Yesterday I posted Robin Hanson’s comments on web trials. My comments on his comments:
1. I think Robin is right that it would be hard to get most people to allow themselves to be randomized. But I also think it doesn’t matter much. The important thing is to improve on existing methods of evaluation. Randomization of subjects to treatments isn’t an end in itself, of course. The goal is to reach the right answer: Learn which treatment works best. I think if you have what might be called a “level playing field” or a “fair comparison” (the various treatment alternatives are presented “equally” — e.g., as equally likely to work, equally attractive, equally high on a list) it will be hard to imagine how the results will be on average worse than nothing. The site can record data about each subject (age, sex, etc.) and the results can be analyzed using those factors — another way to equate subjects across treatments and to help each person decide what would be best for him or her.
2. Excellent point that web trials could be used for evaluation of any advice. Maybe it would be better to start with a non-health problem. Something where the effects are quick and easy to measure.
3. I like the Wikipedia comparison. All-to-all institutions — institutions that help connect everyone to everyone — are ancient and have been very important. Markets and money may have been the first. If I pay Sam $5 for X, and then Sam pays Peter $5 for Y, Peter and Sam have traded X and Y. Money has made this much easier. Democratic institutions allow everyone to govern everyone. Banks allow everyone to loan money to everyone. Books allow everyone to teach everyone. Wikipedia makes all-to-all teaching much easier. Web trials allow everyone to help everyone solve any problem where data would help. As Robin says, Wikipedia suggests that people will participate in all-to-all institutions when there is no obvious reward for doing so.
I would specifically worry about people losing interesting when the thing they try doesn’t work, but reporting back when it does. Perhaps based on the proportion of people who sign up for a particular treatment but don’t report back, you could estimate that for a greater number the treatment wasn’t effective.
And you’d have to deal with confounding factors. What about people who try multiple possible solutions at once? Who confuse the causality? (Maybe that would be noise? But you’d want to watch out for where there could be a bias there.)

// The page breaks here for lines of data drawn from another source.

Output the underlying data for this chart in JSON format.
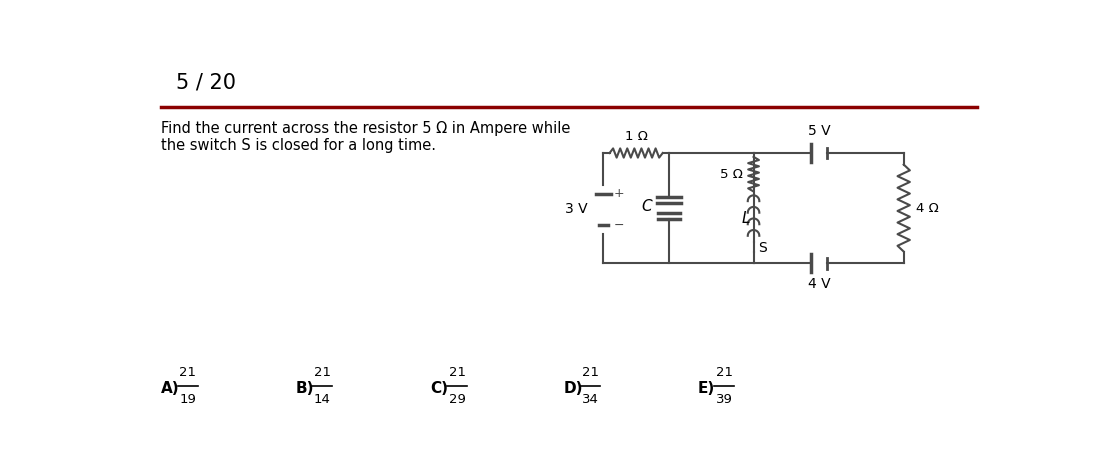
{
  "title": "5 / 20",
  "question_line1": "Find the current across the resistor 5 Ω in Ampere while",
  "question_line2": "the switch S is closed for a long time.",
  "separator_color": "#8b0000",
  "background_color": "#ffffff",
  "text_color": "#000000",
  "answers": [
    {
      "label": "A)",
      "num": "21",
      "den": "19"
    },
    {
      "label": "B)",
      "num": "21",
      "den": "14"
    },
    {
      "label": "C)",
      "num": "21",
      "den": "29"
    },
    {
      "label": "D)",
      "num": "21",
      "den": "34"
    },
    {
      "label": "E)",
      "num": "21",
      "den": "39"
    }
  ],
  "circuit": {
    "resistor_1": "1 Ω",
    "resistor_5": "5 Ω",
    "resistor_4": "4 Ω",
    "inductor_label": "L",
    "switch_label": "S",
    "capacitor_label": "C",
    "voltage_3": "3 V",
    "voltage_5": "5 V",
    "voltage_4": "4 V"
  }
}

You might ask people to list other things about their life, and see if you can find correlations. Maybe remedy X doesn’t work for people with more stress in their lives, or who are taking medication Y, but remedy X works for most other people. I’m not sure what a good way to do this would be.
“I’d worry about people losing interest and not reporting back.” That’s what’s nice about comparing two treatments at the same time — if the reporting rates differed for the two treatments, that would tell you something.
I think you’d want to restrict the data to people who try one treatment at a time.